The greatest cube that can be cut out of the hemisphere has its centre on $OS$ and so if we imagine expanding a small cube centred directly on top of $O$ we will no longer be able to expand it when its height is such that its four other corners touch the curved surface of the hemisphere. This cube then has one face in the same plane as the flat surface of the hemisphere and the opposite face's corners touching the curved suface.
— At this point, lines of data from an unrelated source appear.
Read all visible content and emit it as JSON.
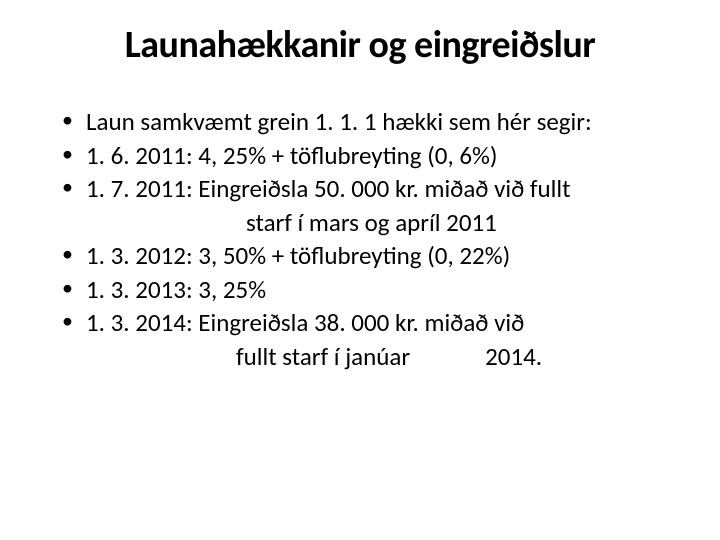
{
  "slide": {
    "title": "Launahækkanir og eingreiðslur",
    "bullets": [
      "Laun samkvæmt grein 1. 1. 1 hækki sem hér segir:",
      "1. 6. 2011: 4, 25% + töflubreyting (0, 6%)",
      "1. 7. 2011: Eingreiðsla 50. 000 kr. miðað við fullt",
      "starf í mars og apríl 2011",
      "1. 3. 2012: 3, 50% + töflubreyting (0, 22%)",
      "1. 3. 2013: 3, 25%",
      "1. 3. 2014: Eingreiðsla 38. 000 kr. miðað við",
      "fullt starf í janúar   2014."
    ],
    "styles": {
      "background_color": "#ffffff",
      "text_color": "#000000",
      "title_fontsize": 38,
      "title_fontweight": "bold",
      "body_fontsize": 25,
      "font_family": "Calibri",
      "bullet_char": "•"
    }
  }
}
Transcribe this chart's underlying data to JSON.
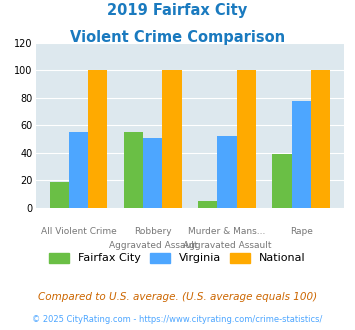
{
  "title_line1": "2019 Fairfax City",
  "title_line2": "Violent Crime Comparison",
  "title_color": "#1a7abf",
  "x_labels_row1": [
    "",
    "Robbery",
    "Murder & Mans...",
    ""
  ],
  "x_labels_row2": [
    "All Violent Crime",
    "Aggravated Assault",
    "Aggravated Assault",
    "Rape"
  ],
  "fairfax_city": [
    19,
    55,
    5,
    39
  ],
  "virginia": [
    55,
    51,
    52,
    78
  ],
  "national": [
    100,
    100,
    100,
    100
  ],
  "color_fairfax": "#6abf45",
  "color_virginia": "#4da6ff",
  "color_national": "#ffaa00",
  "ylim": [
    0,
    120
  ],
  "yticks": [
    0,
    20,
    40,
    60,
    80,
    100,
    120
  ],
  "background_color": "#dde8ee",
  "legend_labels": [
    "Fairfax City",
    "Virginia",
    "National"
  ],
  "footnote1": "Compared to U.S. average. (U.S. average equals 100)",
  "footnote2": "© 2025 CityRating.com - https://www.cityrating.com/crime-statistics/",
  "footnote1_color": "#cc6600",
  "footnote2_color": "#4da6ff"
}
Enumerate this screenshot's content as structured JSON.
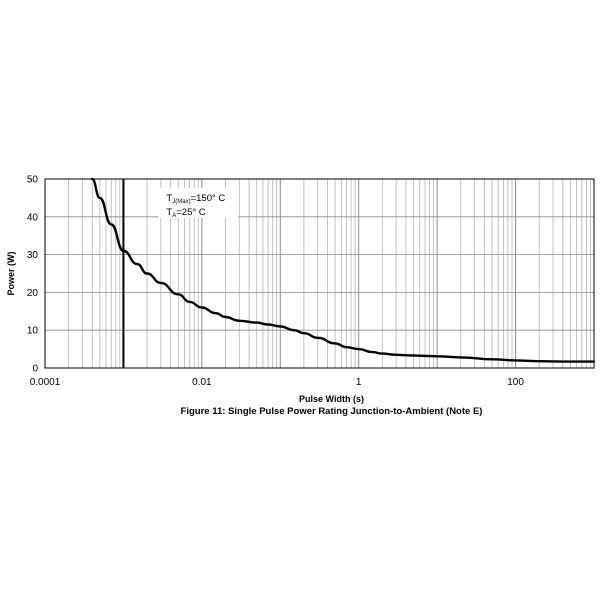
{
  "chart_data": {
    "type": "line",
    "title": "Figure 11: Single Pulse Power Rating Junction-to-Ambient (Note E)",
    "xlabel": "Pulse Width (s)",
    "ylabel": "Power (W)",
    "xscale": "log",
    "xlim": [
      0.0001,
      1000
    ],
    "ylim": [
      0,
      50
    ],
    "x_tick_labels": [
      "0.0001",
      "0.01",
      "1",
      "100"
    ],
    "y_tick_labels": [
      "0",
      "10",
      "20",
      "30",
      "40",
      "50"
    ],
    "y_ticks": [
      0,
      10,
      20,
      30,
      40,
      50
    ],
    "x_ticks": [
      0.0001,
      0.01,
      1,
      100
    ],
    "grid": true,
    "marker_line_x": 0.001,
    "annotation": {
      "line1_main": "T",
      "line1_sub": "J(Max)",
      "line1_rest": "=150° C",
      "line2_main": "T",
      "line2_sub": "A",
      "line2_rest": "=25° C"
    },
    "series": [
      {
        "x": [
          0.0004,
          0.0005,
          0.0007,
          0.001,
          0.0015,
          0.002,
          0.003,
          0.005,
          0.007,
          0.01,
          0.015,
          0.02,
          0.03,
          0.05,
          0.07,
          0.1,
          0.15,
          0.2,
          0.3,
          0.5,
          0.7,
          1,
          1.5,
          2,
          3,
          5,
          7,
          10,
          20,
          50,
          100,
          200,
          500,
          1000
        ],
        "values": [
          50,
          45,
          38,
          31,
          27.5,
          25,
          22.5,
          19.5,
          17.5,
          16,
          14.5,
          13.5,
          12.5,
          12,
          11.5,
          11,
          10,
          9.2,
          8,
          6.5,
          5.5,
          5,
          4.2,
          3.8,
          3.5,
          3.3,
          3.2,
          3.1,
          2.8,
          2.3,
          2,
          1.8,
          1.7,
          1.7
        ]
      }
    ]
  }
}
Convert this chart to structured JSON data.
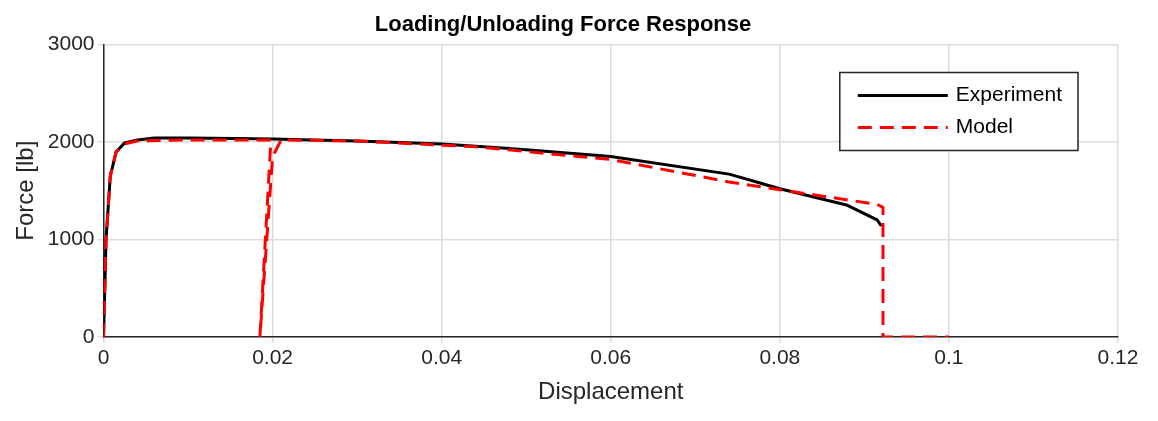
{
  "chart_data": {
    "type": "line",
    "title": "Loading/Unloading Force Response",
    "xlabel": "Displacement",
    "ylabel": "Force [lb]",
    "xlim": [
      0,
      0.12
    ],
    "xticks": [
      0,
      0.02,
      0.04,
      0.06,
      0.08,
      0.1,
      0.12
    ],
    "ylim": [
      0,
      3000
    ],
    "yticks": [
      0,
      1000,
      2000,
      3000
    ],
    "grid": true,
    "legend": "top right",
    "marker": "none",
    "series": [
      {
        "name": "Experiment",
        "color": "#000000",
        "line_style": "solid",
        "x": [
          0,
          0.0003,
          0.0008,
          0.0015,
          0.0025,
          0.004,
          0.006,
          0.01,
          0.02,
          0.03,
          0.04,
          0.05,
          0.06,
          0.074,
          0.08,
          0.088,
          0.0915,
          0.092
        ],
        "values": [
          0,
          1000,
          1650,
          1900,
          1990,
          2020,
          2040,
          2040,
          2030,
          2010,
          1980,
          1920,
          1850,
          1670,
          1520,
          1350,
          1200,
          1140
        ]
      },
      {
        "name": "Model",
        "color": "#ff0000",
        "line_style": "dashed",
        "x": [
          0,
          0.0003,
          0.0008,
          0.0015,
          0.0025,
          0.004,
          0.01,
          0.0198,
          0.0185,
          0.02,
          0.021,
          0.03,
          0.044,
          0.06,
          0.074,
          0.08,
          0.0915,
          0.0922,
          0.0922,
          0.1
        ],
        "values": [
          0,
          1000,
          1650,
          1900,
          1980,
          2010,
          2020,
          2020,
          0,
          1850,
          2020,
          2010,
          1950,
          1820,
          1590,
          1510,
          1360,
          1330,
          0,
          0
        ]
      }
    ]
  }
}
At any one of these corners that meet the curved surface the distance from $O$ must be $r$ so using Pythagoras Theorem we must have

$r^2 = a^2 +l^2$

where $a$ is the side length of the cube and $l$ is the distance from $O$ to the corresponding corner of the cube that lies in the plane of the flat surface of the hemisphere.

Again using Pythagoras we must have (for a cube) that

$l^2 = \left( \frac{a}{2} \right)^2 + \left(\frac{a}{2} \right)^2$,

hence

$r ^2 = a^2 + 2 \left(\frac{a}{2} \right)^2$,

$\color[rgb]{0,0,1} \boxed{\iff a = \sqrt{\frac{2}{3}} r}$.
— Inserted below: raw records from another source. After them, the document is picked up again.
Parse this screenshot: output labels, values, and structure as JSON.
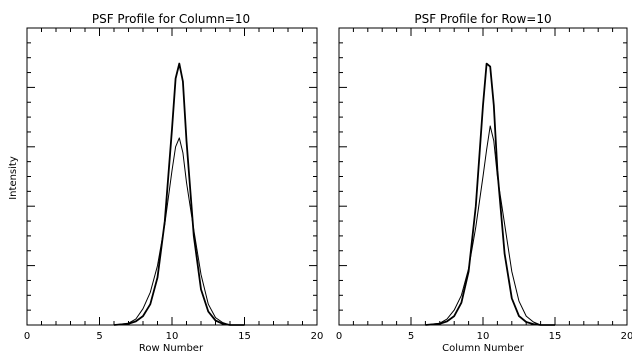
{
  "chart_data": [
    {
      "type": "line",
      "title": "PSF Profile for Column=10",
      "xlabel": "Row Number",
      "ylabel": "Intensity",
      "xlim": [
        0,
        20
      ],
      "ylim": [
        0,
        1.0
      ],
      "x_ticks": [
        0,
        5,
        10,
        15,
        20
      ],
      "y_tick_labels_shown": false,
      "grid": false,
      "series": [
        {
          "x": [
            6,
            7,
            7.5,
            8,
            8.5,
            9,
            9.5,
            10,
            10.25,
            10.5,
            10.75,
            11,
            11.5,
            12,
            12.5,
            13,
            13.5,
            14,
            15
          ],
          "y": [
            0.0,
            0.004,
            0.012,
            0.03,
            0.07,
            0.16,
            0.35,
            0.66,
            0.83,
            0.88,
            0.82,
            0.62,
            0.3,
            0.12,
            0.045,
            0.015,
            0.004,
            0.0,
            0.0
          ]
        },
        {
          "x": [
            6,
            7,
            7.5,
            8,
            8.5,
            9,
            9.5,
            10,
            10.25,
            10.5,
            10.75,
            11,
            11.5,
            12,
            12.5,
            13,
            13.5,
            14,
            15
          ],
          "y": [
            0.0,
            0.006,
            0.02,
            0.055,
            0.11,
            0.2,
            0.34,
            0.52,
            0.6,
            0.63,
            0.58,
            0.48,
            0.32,
            0.17,
            0.07,
            0.025,
            0.008,
            0.0,
            0.0
          ]
        }
      ]
    },
    {
      "type": "line",
      "title": "PSF Profile for Row=10",
      "xlabel": "Column Number",
      "ylabel": "",
      "xlim": [
        0,
        20
      ],
      "ylim": [
        0,
        1.0
      ],
      "x_ticks": [
        0,
        5,
        10,
        15,
        20
      ],
      "y_tick_labels_shown": false,
      "grid": false,
      "series": [
        {
          "x": [
            6,
            7,
            7.5,
            8,
            8.5,
            9,
            9.5,
            10,
            10.25,
            10.5,
            10.75,
            11,
            11.5,
            12,
            12.5,
            13,
            13.5,
            14,
            15
          ],
          "y": [
            0.0,
            0.004,
            0.012,
            0.03,
            0.075,
            0.18,
            0.4,
            0.74,
            0.88,
            0.87,
            0.74,
            0.52,
            0.24,
            0.09,
            0.03,
            0.01,
            0.003,
            0.0,
            0.0
          ]
        },
        {
          "x": [
            6,
            7,
            7.5,
            8,
            8.5,
            9,
            9.5,
            10,
            10.25,
            10.5,
            10.75,
            11,
            11.5,
            12,
            12.5,
            13,
            13.5,
            14,
            15
          ],
          "y": [
            0.0,
            0.006,
            0.02,
            0.05,
            0.1,
            0.19,
            0.33,
            0.5,
            0.59,
            0.67,
            0.62,
            0.5,
            0.34,
            0.18,
            0.08,
            0.03,
            0.01,
            0.0,
            0.0
          ]
        }
      ]
    }
  ]
}
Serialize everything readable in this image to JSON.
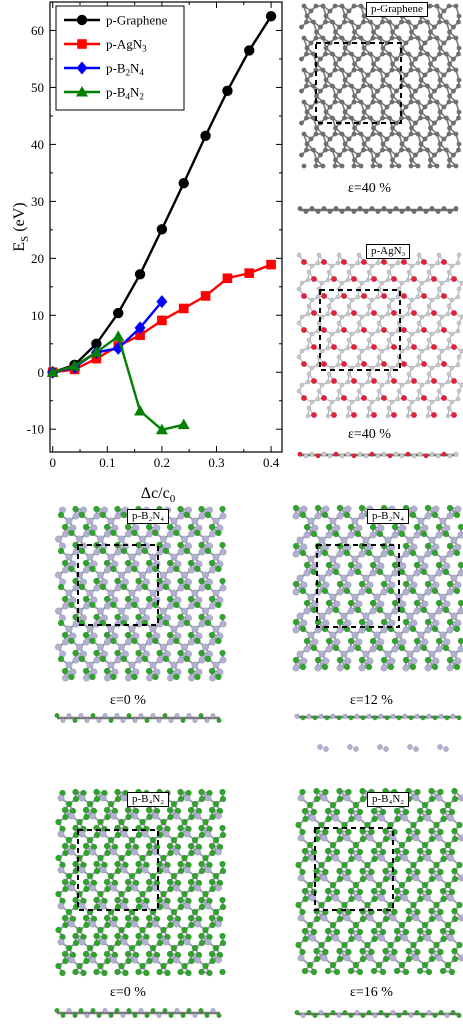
{
  "chart_data": {
    "type": "line",
    "xlabel_main": "Δc/c",
    "xlabel_sub": "0",
    "ylabel_main": "E",
    "ylabel_sub": "S",
    "ylabel_unit": " (eV)",
    "xlim": [
      -0.005,
      0.42
    ],
    "ylim": [
      -14,
      65
    ],
    "x_ticks": [
      0,
      0.05,
      0.1,
      0.15,
      0.2,
      0.25,
      0.3,
      0.35,
      0.4
    ],
    "x_tick_labels": [
      "0",
      "",
      "0.1",
      "",
      "0.2",
      "",
      "0.3",
      "",
      "0.4"
    ],
    "y_ticks": [
      -10,
      0,
      10,
      20,
      30,
      40,
      50,
      60
    ],
    "y_tick_labels": [
      "-10",
      "0",
      "10",
      "20",
      "30",
      "40",
      "50",
      "60"
    ],
    "legend_position": "top-left",
    "series": [
      {
        "name": "p-Graphene",
        "name_base": "p-Graphene",
        "name_sub": "",
        "name_tail": "",
        "color": "#000000",
        "marker": "circle",
        "x": [
          0,
          0.04,
          0.08,
          0.12,
          0.16,
          0.2,
          0.24,
          0.28,
          0.32,
          0.36,
          0.4
        ],
        "y": [
          0,
          1.3,
          5,
          10.4,
          17.2,
          25.1,
          33.2,
          41.5,
          49.4,
          56.5,
          62.5
        ]
      },
      {
        "name": "p-AgN3",
        "name_base": "p-AgN",
        "name_sub": "3",
        "name_tail": "",
        "color": "#ff0000",
        "marker": "square",
        "x": [
          0,
          0.04,
          0.08,
          0.12,
          0.16,
          0.2,
          0.24,
          0.28,
          0.32,
          0.36,
          0.4
        ],
        "y": [
          0,
          0.5,
          2.4,
          4.6,
          6.5,
          9.1,
          11.2,
          13.4,
          16.5,
          17.4,
          18.9
        ]
      },
      {
        "name": "p-B2N4",
        "name_base": "p-B",
        "name_sub": "2",
        "name_tail": "N₄",
        "color": "#0000ff",
        "marker": "diamond",
        "x": [
          0,
          0.04,
          0.08,
          0.12,
          0.16,
          0.2
        ],
        "y": [
          0,
          0.9,
          3.5,
          4.2,
          7.8,
          12.4
        ]
      },
      {
        "name": "p-B4N2",
        "name_base": "p-B",
        "name_sub": "4",
        "name_tail": "N₂",
        "color": "#008000",
        "marker": "triangle",
        "x": [
          0,
          0.04,
          0.08,
          0.12,
          0.16,
          0.2,
          0.24
        ],
        "y": [
          0,
          1.1,
          3.5,
          6.3,
          -6.8,
          -10.1,
          -9.2
        ]
      }
    ]
  },
  "panels": [
    {
      "label": "p-Graphene",
      "strain": "ε=40 %"
    },
    {
      "label": "p-AgN₃",
      "strain": "ε=40 %"
    },
    {
      "label": "p-B₂N₄",
      "strain": "ε=0 %"
    },
    {
      "label": "p-B₂N₄",
      "strain": "ε=12 %"
    },
    {
      "label": "p-B₄N₂",
      "strain": "ε=0 %"
    },
    {
      "label": "p-B₄N₂",
      "strain": "ε=16 %"
    }
  ],
  "colors": {
    "carbon": "#707070",
    "silver": "#c8c8c8",
    "nitrogen": "#e8203a",
    "boron": "#2fa42a",
    "nitrogen_light": "#b0b0d0"
  }
}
Centre of mass calculation

I'm going to assume that you know the result that the centre of mass of a uniform hemispherical solid is on the rotational axis of symmetry at $3/8 r$ from $O$.

Let $\rho$ be the density of the solid, $m$ the mass and $\mu$ be the distance of the centre of mass from $O$ on $OS$ where the solid referred to is denoted by the subscripts $h$, $c$ and $hc$ for hemisphere (uncut), cube and hemisphere with cube cut out respectively.

Then we must have (in terms of moments about $O$) that

$m_{hc} \mu_{hc} + m_c \mu_{c} = m_h \mu_h$

and thus we can determine $\mu_{hc}$ since

$m_{h} = \frac{2}{3} \pi r^3 \rho$,
$\mu_{h} = \frac{3}{8} r$,

$m_{c} = \rho a^3 = \frac{2}{3} \sqrt{\frac{2}{3}} \rho r^3$,
$\mu_{c} = \frac{a}{2} = \frac{1}{\sqrt{6}} r$,

$m_{hc} = m_{h} - m_{c} = \frac{2}{3} \pi r^3 \rho -\frac{2}{3} \sqrt{\frac{2}{3}} \rho r^3 = \frac{2}{3} \left( \pi -\sqrt{\frac{2}{3}} \right) \rho r^3$.

So we have

$\mu_{hc} = \frac{m_{h} \mu_{h} - m_c \mu_c }{m_{hc}}
=\frac{\left( \frac{2}{3} \pi r^3 \rho \right) \cdot \left( \frac{3}{8} r \right)
- \left(\frac{2}{3} \sqrt{\frac{2}{3}} \rho r^3\right) \cdot \left( \frac{1}{\sqrt{6}} r\right)}{\frac{2}{3} \left( \pi -\sqrt{\frac{2}{3}} \right) \rho r^3}
= \frac{\frac{3}{8} \pi -\frac{1}{3}}{\pi -\sqrt{\frac{2}{3}}} r$
,
$= \frac{9 \pi - 8}{8 \left(3 \pi - \sqrt{6} \right)} r$

with $OP = \mu_{hc}$.

Putting it together

Substituting our value of $OP$ into our trigonometric result gives us that

$\color[rgb]{1,0,1} \boxed{\theta = \arcsin \left[ \frac{8 \left(3 \pi - \sqrt{6} \right)}{9 \pi - 8} \sin \alpha \right]}$.

5. Thanks again, the_doc! Your problem solving abilities are uncanny.

6. Shucks!

Your welcome, Fardeen - any time.